Ketika ditanya mengapa mengirimkannya tidak pakai file lampiran dan sepertinya dia menulis keempat sajak itu hampir dalam waktu bersamaan, dia bilang, ketika membuka internet, pikirannya sudah penuh dengan sajak dan harus dituangkan dalam tulisan, untuk itu dia langsung menulis dan setelah selesai langsung mengirimkannya.

Baca Juga : Pers Bebas

Beberapa hari kemudian, dia bertanya, apakah empat sajak yang dibuat dan dikirimnya layak untuk dimuat. Ketika dijawab belum layak, dia bertanya: mengapa? Kemudian dijelaskan bahwa pilihan-pilihan katanya masih amat verbal, khas orang sedang patah hati. Dijelaskan juga bahwa dia harus banyak lagi belajar bagaimana menggunakan bahasa tulis yang benar. Kemudian dia mengatakan, bukankah sajak tak terbatas oleh aturan apa pun? Dia bicara tentang licencia poetica. Dia menjelaskan bahwa dia sudah membaca banyak buku teori tentang menulis sajak, membaca karya-karya Sutardji Calzoum Bachri hingga Octavio Paz, dari Joko Pinurbo hingga Emily Dickinson, dan sebagainya.

“Mengapa Sutardji boleh menulis kata-kata apa saja dengan tata bahasa yang kadang kacau dan  ngawur tanpa makna, mengapa saya tidak boleh? Bukankah bahasa sajak yang dibuat oleh Joko Pinurbo, Octavio Paz atau Emily Dikcinson amatlah sederhana dan mudah dipahami? Mengapa itu disebut sajak, dan punya saya tidak?” kata penyair muda kawan kita ini panjang lebar.

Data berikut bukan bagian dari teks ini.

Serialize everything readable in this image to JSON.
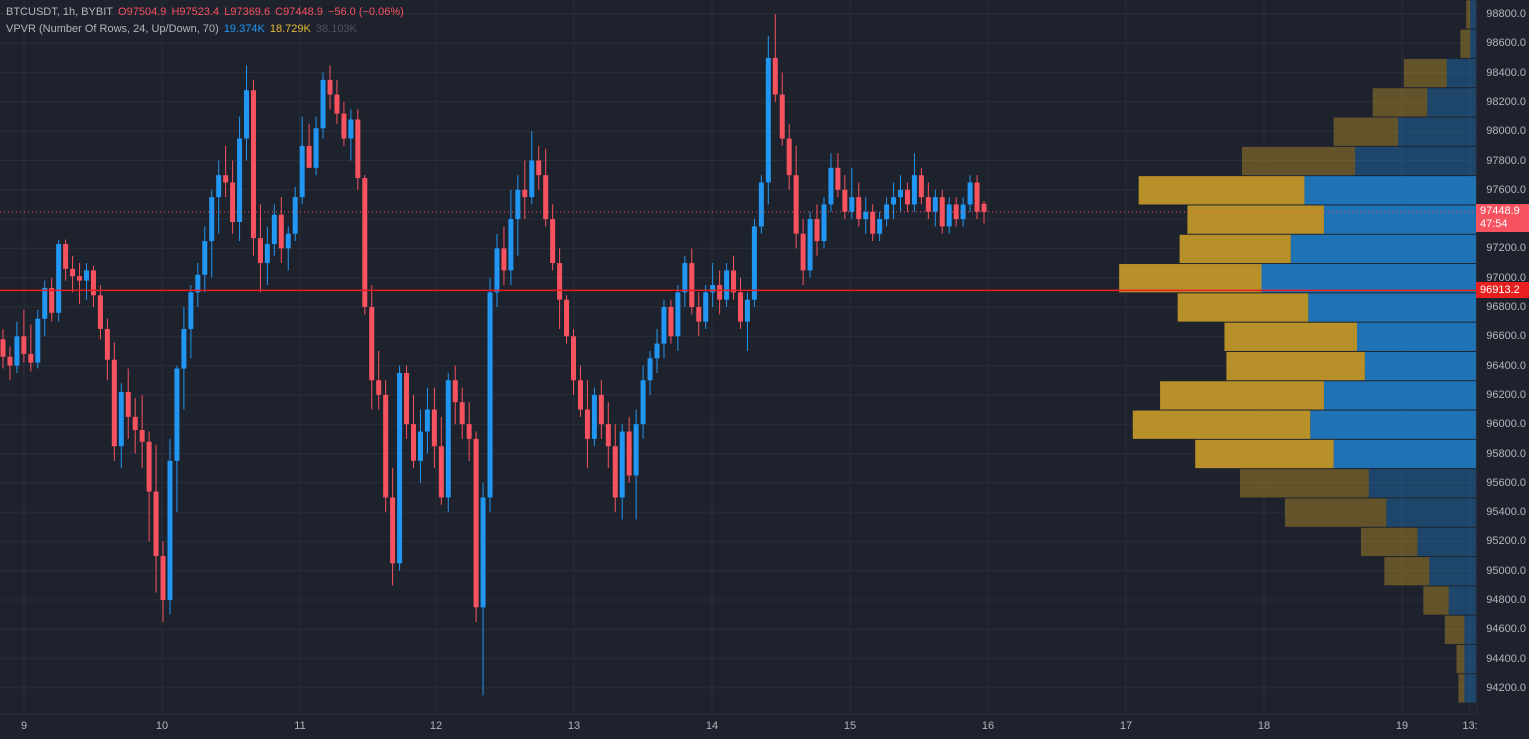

Ketika dijelaskan bahwa para penyair yang dia sebutkan itu sudah melalui proses panjang dalam melahirkan sajaknya, dan tak serta-merta menulis sajak dengan bahasa “ngawur” –istilah penyair muda kawan kita itu— itu, teman penyair muda kita ini tetap tak terima. Katanya, dunia sastra tak adil bagi para pemula. Kalau para maestro dengan gampang menulis karya dan dapat tempat untuk publikasi, sementara yang masih muda masih disuruh belajar, padahal bobot karyanya tak jauh berbeda.

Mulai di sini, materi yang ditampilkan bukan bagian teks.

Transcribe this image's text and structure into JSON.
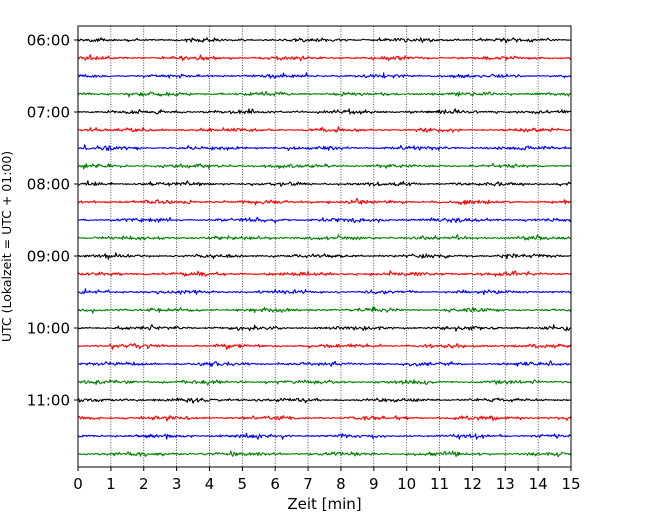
{
  "chart_data": {
    "type": "line",
    "subtype": "helicorder",
    "xlabel": "Zeit  [min]",
    "ylabel": "UTC (Lokalzeit = UTC + 01:00)",
    "xlim": [
      0,
      15
    ],
    "x_ticks": [
      0,
      1,
      2,
      3,
      4,
      5,
      6,
      7,
      8,
      9,
      10,
      11,
      12,
      13,
      14,
      15
    ],
    "x_tick_labels": [
      "0",
      "1",
      "2",
      "3",
      "4",
      "5",
      "6",
      "7",
      "8",
      "9",
      "10",
      "11",
      "12",
      "13",
      "14",
      "15"
    ],
    "y_tick_labels": [
      "06:00",
      "07:00",
      "08:00",
      "09:00",
      "10:00",
      "11:00"
    ],
    "x_grid": "dotted",
    "trace_minutes_per_line": 15,
    "trace_start": "06:00",
    "trace_end": "12:00",
    "trace_count": 24,
    "trace_colors": [
      "#000000",
      "#ff0000",
      "#0000ff",
      "#008000"
    ]
  }
}
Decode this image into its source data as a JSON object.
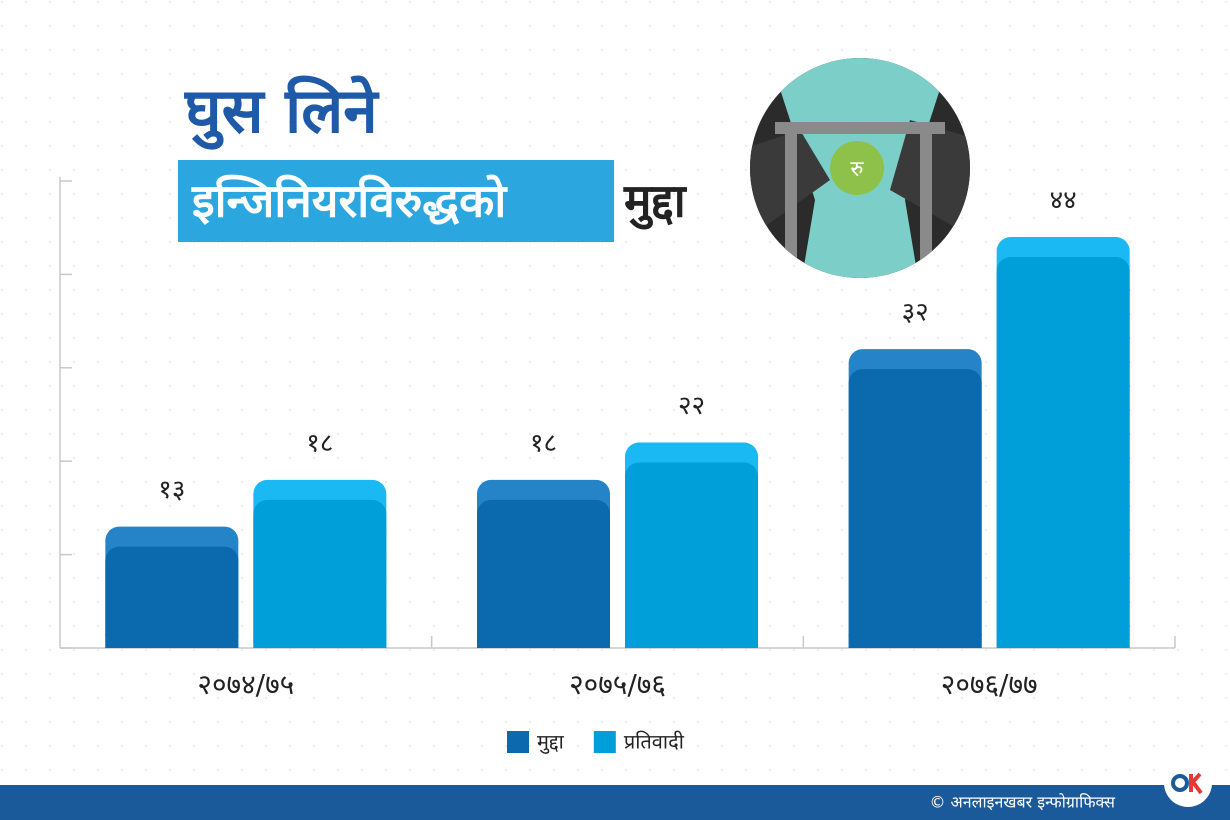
{
  "chart_data": {
    "type": "bar",
    "title": "घुस लिने",
    "subtitle_highlight": "इन्जिनियरविरुद्धको",
    "subtitle_rest": "मुद्दा",
    "illustration_label": "रु",
    "categories": [
      "२०७४/७५",
      "२०७५/७६",
      "२०७६/७७"
    ],
    "series": [
      {
        "name": "मुद्दा",
        "color": "#0b69ad",
        "values": [
          13,
          18,
          32
        ],
        "value_labels": [
          "१३",
          "१८",
          "३२"
        ]
      },
      {
        "name": "प्रतिवादी",
        "color": "#009fd9",
        "values": [
          18,
          22,
          44
        ],
        "value_labels": [
          "१८",
          "२२",
          "४४"
        ]
      }
    ],
    "ylim": [
      0,
      50
    ],
    "yticks": [
      0,
      10,
      20,
      30,
      40,
      50
    ],
    "grid": false,
    "legend": "bottom",
    "footer": "© अनलाइनखबर इन्फोग्राफिक्स"
  }
}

Dijelaskan, ada analogi tentang seorang pelukis aliran surealis yang sudah terkenal pun harus melalui tahapan melukis realis di awal karirnya, tak serta-merta atau sekonyong-konyong langsung dia melemparkan cat warna-warni ke kanvas, kemudian bergulung-gulung di sana –sekadar contoh— dan kemudian lahir karya avan-garde seperti Affandi dan yang lainnya. Di sekolah seni lukis, diajarkan dasar melukis: mulai dari sketsa wajah, ditail wajah –mulai dari bibir, telinga, hidung, mata, alis mata, dagu, dan sebagainya— hingga lahir karya lukis potret misalnya. Atau mengapa mereka juga harus praktik melukis tubuh –sering dangan model (maaf) tanpa busana— adalah untuk memahami detil tersebut. Selanjutnya, adalah pilihan dia untuk tetap menjadi pelukis realis atau yang lainnya. Bayangkan kalau seorang pelukis surealis tak bisa melukis potret yang detil, misalnya.

Baca Juga : Al azhar (2)

Pelan tapi pasti, penyair muda kita ini berusaha memahami. Sebulan kemudian, dia mengirimkan satu sajaknya. Dia mengatakan, “Saya sudah berusaha menulis dengan baik: menulis apa yang ada dalam pikiran saya, membaca ulang, memperbaiki bahasanya, menuliskannya lagi, dan setelah sekian hari saya baca lagi, dan benar kata Anda, saya menemukan hal-hal baru baik dari sisi kata atau maknanya…”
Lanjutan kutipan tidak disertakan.